Над густым еловым лесом, простирающимся вдоль матушки русских городов - реки Волги, над деревянной луковкой церквушки, единственной оставшейся в живых в той стороне, нежное апрельское солнце поднималось и кругами расходилось в небе. Надежда трепетно вглядывалась, боясь пошевелиться. Она видела это впервые и навсегда запомнила как главное в своей жизни откровение. С этого дня она поняла, что выздоровеет, что она заново обретает жизнь, познав в ней цену теплу и хлебу. «Всё в этом мире Божие: и хлеб, и тепло, и свет. А мы, люди, забываем об этом, думаем – наше, потому и лишаемся…», случилось ей как-то услышать от Натальи Павловны. И Надежда внутренне согласилась с этим, жизнью это познала. Этот вывод стал для неё дороже всех знаний, полученных в школе и из книжек. Утренние заморозки ещё держались, но снег быстро таял. Повсюду звенели ручьи. И этот звон сладкой музыкой наполнял деревенскую улицу. Начиналась весна, самая незабываемая и главная в жизни Надежды, когда весь мир открывался ей заново. И чудом казались ей весеннее небо и первая травка на земле, пение птиц и берёзовый сок, который каждый день набирал для неё Валерка. На голове, подобно первым травам, стал отрастать жидкий пучок волос. Рассасывались безбелковые отёки, исчезали пятна, появившиеся на её теле блокадной зимой. Пища стала хоть сколько-то усваиваться, а омертвевшие клетки восстанавливаться, получая подпитку извне. К лету она уже могла ходить без посторонней помощи, хотя для сердца это было ещё очень тяжело. Но Надежда очень любила всё, что окружало её, и от того душа выздоравливала в ней вперёд тела. Вытеснялись из памяти жуткие картины недавнего прошлого. Её чуткие, глядящие из самого сердца глаза в природе находили исцеление. Надежда не вернулась в Ленинград. Не к кому было возвращаться. Все её родные умерли в первую блокадную зиму. Наталья Павловна стала ей настоящей матерью, давшей ей второе рождение. Через три года Валерий и Надежда поженились. Наталья Павловна прожила не много лет после окончания войны. Но всё-таки, она успела многое им передать. Передать то, что словами подчас не выразить. Только пронести это в сердце через жизнь.
                3.
            Узнал я эту историю от бывшей своей учительницы русского языка и литературы. В 1979 году она по распределению приехала в Кострому работать и жила на съемной квартире. Кострома казалась ей чужим и не приветливым городом. Резал слух грубый костромской диалект, удивляла неопрятность и неухоженность улиц, бытовая неустроенность. Всё это нарушало гармонию на фоне красивейшей, благодатной природы, приволжских пейзажей и торжественного хвойного леса. Тихими тёплыми вечерами она одиноко прогуливалась по окраинам с видом на Волгу, садилась на лавочки, кормила птиц. Однажды ей встретилась немолодая пара: худощавый и неказистый мужчина с бородкой, одетый в шляпу и старое пальто, с ним под руку высокая и статная женщина с тяжёлою косою пшеничных волос.

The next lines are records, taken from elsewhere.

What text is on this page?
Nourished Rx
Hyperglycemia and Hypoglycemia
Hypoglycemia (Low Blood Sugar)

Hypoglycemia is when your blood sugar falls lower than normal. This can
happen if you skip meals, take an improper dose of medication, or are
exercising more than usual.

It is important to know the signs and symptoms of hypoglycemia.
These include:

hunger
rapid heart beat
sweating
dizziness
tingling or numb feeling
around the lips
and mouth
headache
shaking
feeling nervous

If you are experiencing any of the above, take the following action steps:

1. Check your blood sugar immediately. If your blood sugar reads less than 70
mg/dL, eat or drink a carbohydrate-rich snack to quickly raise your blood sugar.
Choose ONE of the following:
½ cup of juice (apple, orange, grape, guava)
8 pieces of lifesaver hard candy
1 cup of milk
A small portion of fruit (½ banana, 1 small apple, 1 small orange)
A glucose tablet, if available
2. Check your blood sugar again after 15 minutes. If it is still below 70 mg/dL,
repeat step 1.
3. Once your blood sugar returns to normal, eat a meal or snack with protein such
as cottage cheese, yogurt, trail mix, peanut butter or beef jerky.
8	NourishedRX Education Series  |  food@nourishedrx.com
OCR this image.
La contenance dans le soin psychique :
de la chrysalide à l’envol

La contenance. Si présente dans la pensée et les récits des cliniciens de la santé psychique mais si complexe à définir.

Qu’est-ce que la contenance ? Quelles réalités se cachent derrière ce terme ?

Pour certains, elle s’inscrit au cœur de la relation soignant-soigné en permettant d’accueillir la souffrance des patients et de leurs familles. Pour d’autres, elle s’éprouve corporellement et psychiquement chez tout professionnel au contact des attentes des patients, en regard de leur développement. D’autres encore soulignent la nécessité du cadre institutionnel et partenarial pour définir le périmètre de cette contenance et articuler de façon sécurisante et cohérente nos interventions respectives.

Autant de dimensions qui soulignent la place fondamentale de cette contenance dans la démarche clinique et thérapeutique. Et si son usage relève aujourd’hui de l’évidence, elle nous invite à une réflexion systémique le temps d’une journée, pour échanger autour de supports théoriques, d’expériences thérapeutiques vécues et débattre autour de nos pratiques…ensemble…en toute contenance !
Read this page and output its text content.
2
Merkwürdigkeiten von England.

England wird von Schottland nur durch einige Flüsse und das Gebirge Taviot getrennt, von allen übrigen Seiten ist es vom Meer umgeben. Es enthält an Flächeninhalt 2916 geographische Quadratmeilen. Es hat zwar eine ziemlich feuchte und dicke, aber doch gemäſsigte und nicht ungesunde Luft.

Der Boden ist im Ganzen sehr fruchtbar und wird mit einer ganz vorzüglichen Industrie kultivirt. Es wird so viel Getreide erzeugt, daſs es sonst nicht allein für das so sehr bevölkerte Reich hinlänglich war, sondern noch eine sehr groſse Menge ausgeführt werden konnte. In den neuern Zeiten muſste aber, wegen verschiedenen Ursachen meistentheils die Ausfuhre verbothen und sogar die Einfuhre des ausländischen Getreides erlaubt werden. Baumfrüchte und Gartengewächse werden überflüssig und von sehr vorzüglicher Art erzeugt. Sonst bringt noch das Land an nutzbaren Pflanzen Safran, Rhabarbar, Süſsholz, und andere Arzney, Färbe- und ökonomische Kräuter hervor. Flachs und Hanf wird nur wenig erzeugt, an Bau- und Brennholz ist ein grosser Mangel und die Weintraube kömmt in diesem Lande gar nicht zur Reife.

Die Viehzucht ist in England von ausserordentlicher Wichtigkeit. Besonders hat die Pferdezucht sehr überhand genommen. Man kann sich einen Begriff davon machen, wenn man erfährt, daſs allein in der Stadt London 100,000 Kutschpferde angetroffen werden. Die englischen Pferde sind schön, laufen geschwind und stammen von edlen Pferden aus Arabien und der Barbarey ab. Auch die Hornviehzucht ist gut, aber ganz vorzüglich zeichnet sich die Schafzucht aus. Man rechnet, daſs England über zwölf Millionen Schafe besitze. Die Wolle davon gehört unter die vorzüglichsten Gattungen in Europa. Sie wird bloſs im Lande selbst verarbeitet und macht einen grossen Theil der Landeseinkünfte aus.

У неё были необыкновенно выразительные и тёплые глаза небесной синевы и, несмотря на вставные зубы, очень светлая улыбка. Обращала на себя внимание неторопливость, даже некоторая замедленность её движений и такая же неторопливая и мягкая манера речи. Узнав в этой паре соседей по подъезду, молодая учительница остановилась и поздоровалась. Они представились ей: Надежда Михайловна и Валерий Павлович. Вскоре, приезжая учительница стала частой и желанной гостьей в их доме. Они жили просто и небогато, ничего лишнего. Но у них была большая и хорошая библиотека, которая не раз помогала учительнице в её работе. Валерий Павлович был преподавателем в высшем учебном заведении. Надежде Михайловне после той блокадной зимы уже нигде не пришлось учиться. Надо было просто выживать, да и здоровье было всё-таки подорвано. Она работала на самых простых работах: вахтёршей, гардеробщицей. Очень много времени проводила в огороде, любила землю, несмотря на городское детство в Ленинграде. Ни в одной другой семье та молодая учительница не видела такой душевной близости и родства, как у них. Когда они рассказали ей свою историю, она долгое время задумывалась: «Всегда ли общее страдание, перенесённое в прошлом, так сближает людей или эта пара – исключение? И как мог пятнадцатилетний Валера увидеть в той умирающей, серой, беззубой тени красивую и любящую женщину, какой она стала впоследствии? Или он, не задумываясь об этом, делал для Нади всё, что было в его силах?»